In 2018 thanks to a contract from the U.S. Defense Advanced Research Projects Agency (or DARPA) it conducted the breakthrough testing in Colorado. And now, Reaction Engines aims to test the first integrated SABRE engine core in 2020 at a new facility under construction in the U.K.

Today, SABRE is decades away from use in passenger jets, where cost and safety trump performance. But it may be a game-changer for hypersonic cruise missiles and manned military aircraft.

As such, SABRE promises to unleash a wave of rapid progress in hypersonic aviation research.

Given this Trend, we offer the following forecasts for your consideration.

First, by 2025 the U.S. will introduce the first Hypersonic cruise missile and initiate work on a hypersonic fighter plane.

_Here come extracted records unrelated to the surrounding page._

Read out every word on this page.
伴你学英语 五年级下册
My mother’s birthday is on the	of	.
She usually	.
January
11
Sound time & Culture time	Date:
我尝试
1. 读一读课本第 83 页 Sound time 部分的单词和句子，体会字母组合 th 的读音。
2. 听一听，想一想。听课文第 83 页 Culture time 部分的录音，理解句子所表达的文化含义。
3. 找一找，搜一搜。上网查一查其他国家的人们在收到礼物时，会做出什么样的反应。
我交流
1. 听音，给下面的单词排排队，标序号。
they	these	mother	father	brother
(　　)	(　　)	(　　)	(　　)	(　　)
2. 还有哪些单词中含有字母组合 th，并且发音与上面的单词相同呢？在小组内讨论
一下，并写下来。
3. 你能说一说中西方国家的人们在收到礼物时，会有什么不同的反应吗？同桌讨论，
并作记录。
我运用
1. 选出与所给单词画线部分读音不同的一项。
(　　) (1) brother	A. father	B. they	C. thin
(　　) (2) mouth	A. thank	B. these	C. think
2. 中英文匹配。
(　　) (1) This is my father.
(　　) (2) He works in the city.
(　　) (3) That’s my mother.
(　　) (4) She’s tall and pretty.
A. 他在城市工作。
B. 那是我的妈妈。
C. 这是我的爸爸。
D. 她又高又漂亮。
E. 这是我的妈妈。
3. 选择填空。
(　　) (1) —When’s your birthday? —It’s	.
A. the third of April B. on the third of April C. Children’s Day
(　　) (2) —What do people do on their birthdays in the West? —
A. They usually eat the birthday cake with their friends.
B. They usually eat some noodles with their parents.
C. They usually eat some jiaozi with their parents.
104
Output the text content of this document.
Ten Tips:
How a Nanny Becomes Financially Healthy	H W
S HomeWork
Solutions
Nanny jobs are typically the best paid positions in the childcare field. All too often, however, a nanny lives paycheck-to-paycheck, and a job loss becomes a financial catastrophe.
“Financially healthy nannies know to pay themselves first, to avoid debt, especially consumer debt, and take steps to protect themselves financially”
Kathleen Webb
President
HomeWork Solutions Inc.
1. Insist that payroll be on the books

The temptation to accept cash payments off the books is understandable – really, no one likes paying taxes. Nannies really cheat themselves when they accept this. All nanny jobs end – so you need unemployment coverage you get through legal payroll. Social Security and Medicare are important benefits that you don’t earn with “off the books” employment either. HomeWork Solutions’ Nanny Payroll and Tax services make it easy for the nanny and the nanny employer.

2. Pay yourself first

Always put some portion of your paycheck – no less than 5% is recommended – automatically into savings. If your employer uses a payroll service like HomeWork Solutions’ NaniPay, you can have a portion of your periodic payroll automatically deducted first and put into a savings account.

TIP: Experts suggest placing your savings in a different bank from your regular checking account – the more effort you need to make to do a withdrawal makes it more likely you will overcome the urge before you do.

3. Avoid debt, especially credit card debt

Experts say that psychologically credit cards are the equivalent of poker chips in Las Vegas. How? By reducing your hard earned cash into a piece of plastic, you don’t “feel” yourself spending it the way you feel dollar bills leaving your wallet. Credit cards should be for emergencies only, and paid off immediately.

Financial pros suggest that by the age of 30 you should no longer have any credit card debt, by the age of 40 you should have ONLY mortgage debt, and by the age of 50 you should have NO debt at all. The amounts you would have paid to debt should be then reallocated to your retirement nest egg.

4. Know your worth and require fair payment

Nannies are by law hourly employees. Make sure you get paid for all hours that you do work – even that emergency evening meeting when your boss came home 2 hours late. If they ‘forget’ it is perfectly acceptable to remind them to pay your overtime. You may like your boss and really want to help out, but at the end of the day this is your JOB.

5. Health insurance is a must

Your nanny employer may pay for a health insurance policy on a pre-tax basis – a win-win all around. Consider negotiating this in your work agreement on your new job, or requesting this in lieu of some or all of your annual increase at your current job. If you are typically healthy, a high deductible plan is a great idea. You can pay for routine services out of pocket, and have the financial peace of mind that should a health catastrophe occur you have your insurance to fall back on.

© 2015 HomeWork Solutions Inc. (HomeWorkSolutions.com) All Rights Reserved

Just as the F-117 stealth fighter was developed as a “black project” in the Lockheed Skunk Works, these innovations are unlikely to be unveiled until they are ready to deploy. DARPA’s support of Reaction Engines’ testing program indicates that the U.S. military is keenly aware of the potential. As usual, expect the Chinese and Russians to emulate these achievements.

Second, just as post-War military research on jet engines paved the way for the Boeing 707 and Douglas DC-8, military research on hypersonic engines will pave the way for Hypersonic commercial aircraft by 2035.

The big challenges will be flight safety and sonic booms. Only time will tell whether hypersonic commercial aircraft are limited to a high-end niche like the Concorde or become the default for intercontinental fights. And,

Third, SABRE will open-up the possibility of spaceplanes traveling from runways to low-earth-orbit (or LEO) by the 2040s.

The sort of trips from runways to space stations envisioned in the film 2001: A Space Odyssey will become technically feasible. But as with commercial hypersonic air travel, it’s unclear whether it makes economic sense.